For 10 years of Acclaim's work (1990-2000), the video game company released variety of well-known titles such as the Mortal Kombat and NBA Jam series, before Acclaim folded in 2004.

===ESA and ESRB===

Fischbach was one of the co-Founders of the ESA (Entertainment Software Association) and ESRB (Entertainment Software Rating Board) in the mid-1990s, and served as its Chairman for two years. The former is the videogame industry association which acts in part as a lobbying group; the later is the industry rating board, which is a non-profit, self-regulatory body that independently assigns content ratings, and enforces advertising guidelines for the videogame industry.

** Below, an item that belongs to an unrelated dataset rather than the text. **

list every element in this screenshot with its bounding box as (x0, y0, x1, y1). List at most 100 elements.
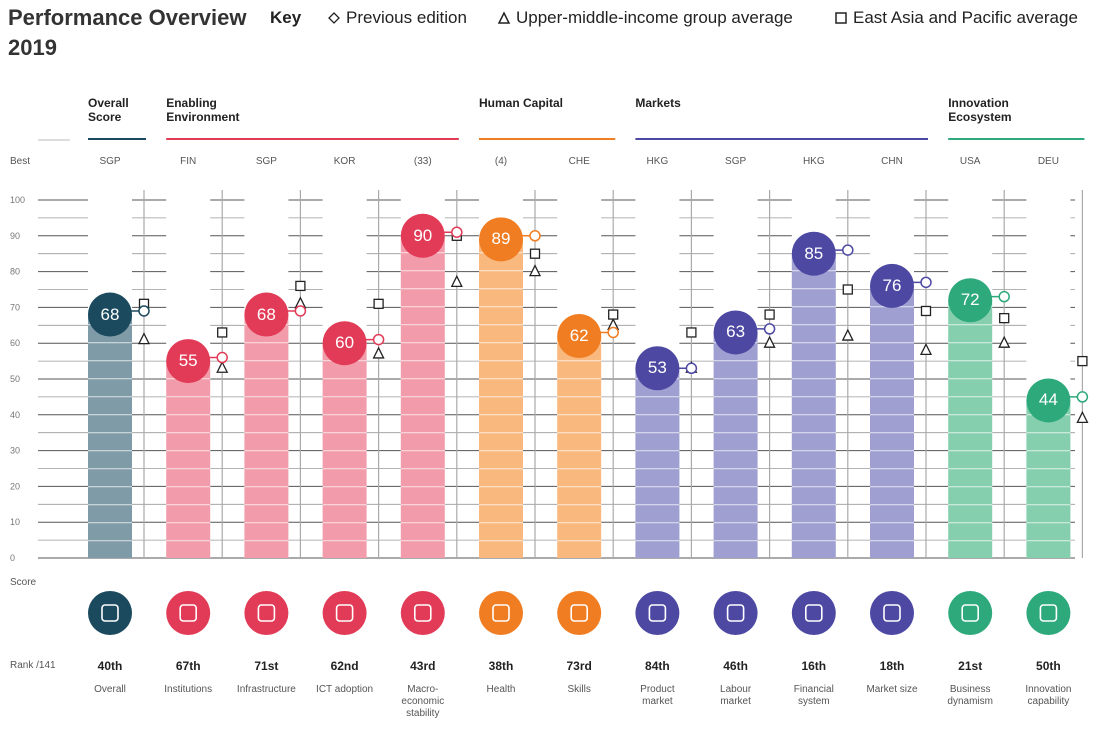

Fischbach served on the boards of these organizations from 1994 to 2004.

===Hampton Farms Ventures===
Fischbach is a Founder and Managing Partner of Hampton Farms Ventures, formed in the Fall of 2004. Hampton Farms advises, invests and consults with companies in technology, media, games and entertainment.

He is Vice Chairman of the Board of Directors of Yoostar Entertainment and a member of its executive committee.

==Personal life==
Gregory Fischbach is married to Linda Fischbach. Together they have two sons, Jason and Benjamin David Fischbach, who graduated from the University of Vermont. He worked as a brand manager at Acclaim Entertainment.
Fischbach's wife Linda is a sales associate for Sotheby's International Real Estate. The family lives in New York.